И снова этот взгляд, словно он все понимает без лишних слов, словно ему нестерпимо хочется все исправить, но силы его не безграничны.

— Мерьям на протяжении уже полутора лет находится в психиатрической лечебнице, — с осторожностью он говорит, пытаясь вычислить знаю ли я об этом. Понимая, что я пребываю в немом шоке, он с такой же осторожностью продолжает: — У неё серьёзное психическое расстройство и прогнозы неутешительные.

— Что за бред? — у меня перехватывает дыхание от нахлынувших неприятных воспоминаний. — Я видел её четыре месяца назад. Она была здорова!

— Мерьям рассказывала мне о вашей встрече. Правда, она практически нечего не помнила из вашего разговора. Она думала, что ты был её очередной галлюцинацией, — тяжело он вздыхает, потупив взгляд в пол. — В тот день я в последний раз видел её улыбку и слезы. Тогда Мерьям была ещё Мерьям. Она ещё боролась, но, увы, это продлилось недолго.

Волоски на моих руках встают дыбом.

— Что это значит?

Феррат разводит руками, наваливается на стену.

— От шизофрении невозможно излечиться, Эмир, — он зажмуривается на мгновение, втягивая воздух, гортань его сдавливает и он едва может говорить дальше: — Дома мы испробовали различные виды терапии. Поначалу ей даже разрешалось проводить время за работой в свадебном салоне. Мы думали это сможет пойти во благо, но со временем ей становилось только хуже. Состояние Мерьям стало опасным для психики Арслана. У неё были частые припадки, сопровождающиеся бредовыми галлюцинациями. Она могла навредить Арслану и у меня не оставалось другого выхода, кроме как распределить её в лечебницу. Хотя бы до того момента, пока Арслан не подрастет. Там ей намного проще уживаться со своими демонами.

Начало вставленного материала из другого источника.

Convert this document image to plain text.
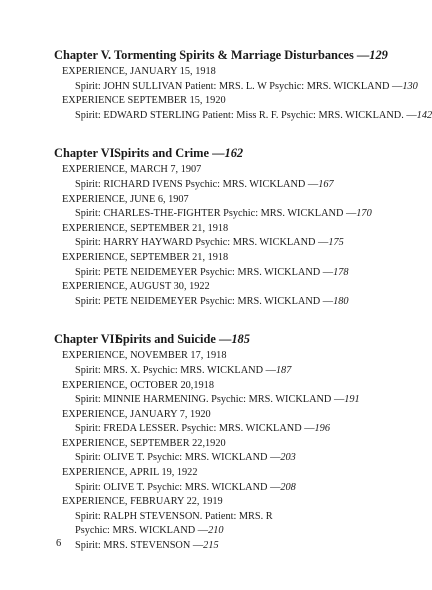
Chapter V. Tormenting Spirits & Marriage Disturbances —129
EXPERIENCE, JANUARY 15, 1918
Spirit: JOHN SULLIVAN Patient: MRS. L. W Psychic: MRS. WICKLAND —130
EXPERIENCE SEPTEMBER 15, 1920
Spirit: EDWARD STERLING Patient: Miss R. F. Psychic: MRS. WICKLAND. —142
Chapter VI.Spirits and Crime —162
EXPERIENCE, MARCH 7, 1907
Spirit: RICHARD IVENS Psychic: MRS. WICKLAND —167
EXPERIENCE, JUNE 6, 1907
Spirit: CHARLES-THE-FIGHTER Psychic: MRS. WICKLAND —170
EXPERIENCE, SEPTEMBER 21, 1918
Spirit: HARRY HAYWARD Psychic: MRS. WICKLAND —175
EXPERIENCE, SEPTEMBER 21, 1918
Spirit: PETE NEIDEMEYER Psychic: MRS. WICKLAND —178
EXPERIENCE, AUGUST 30, 1922
Spirit: PETE NEIDEMEYER Psychic: MRS. WICKLAND —180
Chapter VII.Spirits and Suicide —185
EXPERIENCE, NOVEMBER 17, 1918
Spirit: MRS. X. Psychic: MRS. WICKLAND —187
EXPERIENCE, OCTOBER 20,1918
Spirit: MINNIE HARMENING. Psychic: MRS. WICKLAND —191
EXPERIENCE, JANUARY 7, 1920
Spirit: FREDA LESSER. Psychic: MRS. WICKLAND —196
EXPERIENCE, SEPTEMBER 22,1920
Spirit: OLIVE T. Psychic: MRS. WICKLAND —203
EXPERIENCE, APRIL 19, 1922
Spirit: OLIVE T. Psychic: MRS. WICKLAND —208
EXPERIENCE, FEBRUARY 22, 1919
Spirit: RALPH STEVENSON. Patient: MRS. R
Psychic: MRS. WICKLAND —210
Spirit: MRS. STEVENSON —215
6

Феррат медленно сокращает между нами расстояние, пока я пытаюсь переварить сказанное.

— Арслану очень тяжело без матери. Поэтому его реакция на твое появление в нашем доме была такой эмоциональной, — склонив голову набок, он кладет руку на мое плечо, хлопает по нему. — У него появилась хоть какая-то надежда. Надежда, что кто-то ещё назовет его своим сыном... И он не мог позволить ей ускользнуть....

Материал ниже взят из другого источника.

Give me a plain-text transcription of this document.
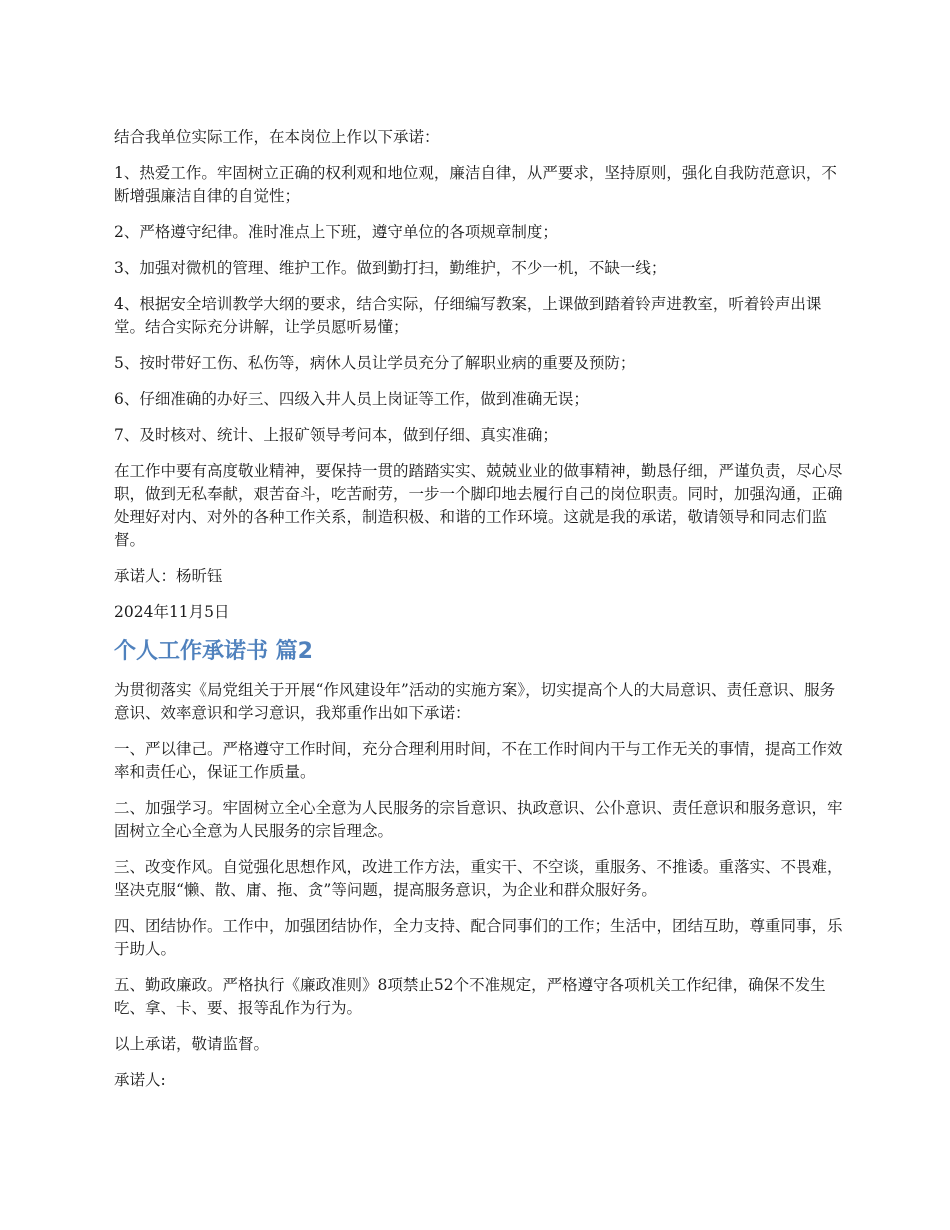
结合我单位实际工作，在本岗位上作以下承诺：

1、热爱工作。牢固树立正确的权利观和地位观，廉洁自律，从严要求，坚持原则，强化自我防范意识，不断增强廉洁自律的自觉性；

2、严格遵守纪律。准时准点上下班，遵守单位的各项规章制度；

3、加强对微机的管理、维护工作。做到勤打扫，勤维护，不少一机，不缺一线；

4、根据安全培训教学大纲的要求，结合实际，仔细编写教案，上课做到踏着铃声进教室，听着铃声出课堂。结合实际充分讲解，让学员愿听易懂；

5、按时带好工伤、私伤等，病休人员让学员充分了解职业病的重要及预防；

6、仔细准确的办好三、四级入井人员上岗证等工作，做到准确无误；

7、及时核对、统计、上报矿领导考问本，做到仔细、真实准确；

在工作中要有高度敬业精神，要保持一贯的踏踏实实、兢兢业业的做事精神，勤恳仔细，严谨负责，尽心尽职，做到无私奉献，艰苦奋斗，吃苦耐劳，一步一个脚印地去履行自己的岗位职责。同时，加强沟通，正确处理好对内、对外的各种工作关系，制造积极、和谐的工作环境。这就是我的承诺，敬请领导和同志们监督。

承诺人：杨昕钰

2024年11月5日

个人工作承诺书 篇2

为贯彻落实《局党组关于开展“作风建设年”活动的实施方案》，切实提高个人的大局意识、责任意识、服务意识、效率意识和学习意识，我郑重作出如下承诺：

一、严以律己。严格遵守工作时间，充分合理利用时间，不在工作时间内干与工作无关的事情，提高工作效率和责任心，保证工作质量。

二、加强学习。牢固树立全心全意为人民服务的宗旨意识、执政意识、公仆意识、责任意识和服务意识，牢固树立全心全意为人民服务的宗旨理念。

三、改变作风。自觉强化思想作风，改进工作方法，重实干、不空谈，重服务、不推诿。重落实、不畏难，坚决克服“懒、散、庸、拖、贪”等问题，提高服务意识，为企业和群众服好务。

四、团结协作。工作中，加强团结协作，全力支持、配合同事们的工作；生活中，团结互助，尊重同事，乐于助人。

五、勤政廉政。严格执行《廉政准则》8项禁止52个不准规定，严格遵守各项机关工作纪律，确保不发生吃、拿、卡、要、报等乱作为行为。

以上承诺，敬请监督。

承诺人:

Стены коридора начинают сужаться. Они давят на меня. Глаза застилает пеленой. Поймав ртом глоток воздуха, я мысленно представляю себе образ Мерьям, утратившей рассудок. Она осталась совсем одна. В своей крошечной палате сходит с ума от одиночества, наматывая по ней круги. Как заключенная. Разве что у заключенных есть шанс на освобождение, а у Мерьям его, судя по всему, больше нет. Затем образ Мерьям рассеивается и на его месте появляется Арслан. При живых родителях он ощущает себя сиротой, никому не нужным ребенком... Брошенным...

31. Тихая гавань

Аллах всемогущий...

Что ж ты делаешь?

Морщусь, прогоняя ужасающие картинки со сменяющимися с немыслимой скоростью образами Мерьям и Арслана.

Аллах здесь ни при чем...

— Он... Он недостоин жизни! — цежу я, закипая от злости, чувствуя как на грудь давит неподъемный груз. Делаю паузу, чтобы совладать со своими нервами и дыханием. — После всего того, что Рифат сделал, единственное, что он заслуживает — долгую и мучительную смерть...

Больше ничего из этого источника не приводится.